Indeed, new research at the University of Rochester in New
York state shows that boys born to mothers with raised levels
of phthalates were more likely to have smaller penises and undescended
testicles. They also had a shorter distance between their anus
and genitalia, a classic sign of feminisation. And a study at
Rotterdam's Erasmus University showed that boys whose mothers
had been exposed to PCBs grew up wanting to play with dolls
and tea sets rather than with traditionally male toys.
Communities heavily polluted with gender-benders in Canada,
Russia and Italy have given birth to twice as many girls than
boys, which may offer a clue to the reason for a mysterious
shift in sex ratios worldwide. Normally 106 boys are born for
every 100 girls, but the ratio is slipping. It is calculated
that 250,000 babies who would have been boys have been born
as girls instead in the US and Japan alone.
And sperm counts are dropping precipitously. Studies in more
than 20 countries have shown that they have dropped from 150
million per millilitre of sperm fluid to 60 million over 50
years. (Hamsters produce nearly three times as much, at 160
million.) Professor Nil Basu of Michigan University says that
this adds up to "pretty compelling evidence for effects in humans".
But Britain has long sought to water down EU attempts to control
gender-bender chemicals and has been leading opposition to a
new regulation that would ban pesticides shown to have endocrine-disrupting
effects.
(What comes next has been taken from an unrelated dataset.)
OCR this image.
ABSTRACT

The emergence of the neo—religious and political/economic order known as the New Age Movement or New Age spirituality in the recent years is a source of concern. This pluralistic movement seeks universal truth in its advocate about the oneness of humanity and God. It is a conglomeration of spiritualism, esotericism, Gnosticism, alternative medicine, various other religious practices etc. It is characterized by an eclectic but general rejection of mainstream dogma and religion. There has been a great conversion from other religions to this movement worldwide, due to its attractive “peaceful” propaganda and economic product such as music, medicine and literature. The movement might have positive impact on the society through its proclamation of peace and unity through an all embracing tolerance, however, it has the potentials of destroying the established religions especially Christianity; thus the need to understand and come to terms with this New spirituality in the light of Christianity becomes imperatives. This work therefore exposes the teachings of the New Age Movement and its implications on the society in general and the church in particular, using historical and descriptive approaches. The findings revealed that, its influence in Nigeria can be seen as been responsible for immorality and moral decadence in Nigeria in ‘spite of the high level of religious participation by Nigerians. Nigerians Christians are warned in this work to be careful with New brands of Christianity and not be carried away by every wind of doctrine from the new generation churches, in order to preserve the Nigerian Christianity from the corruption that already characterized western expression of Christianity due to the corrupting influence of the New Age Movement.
Almost all the other European countries back it, but
ministers – backed by their counterparts from Ireland
and Romania – are intent on continuing their resistance
at a crucial meeting on Wednesday. They say the regulation would
cause a collapse of agriculture in the UK, but environmentalists
retort that this is nonsense because the regulation has get-out
clauses that could be used by British farmers.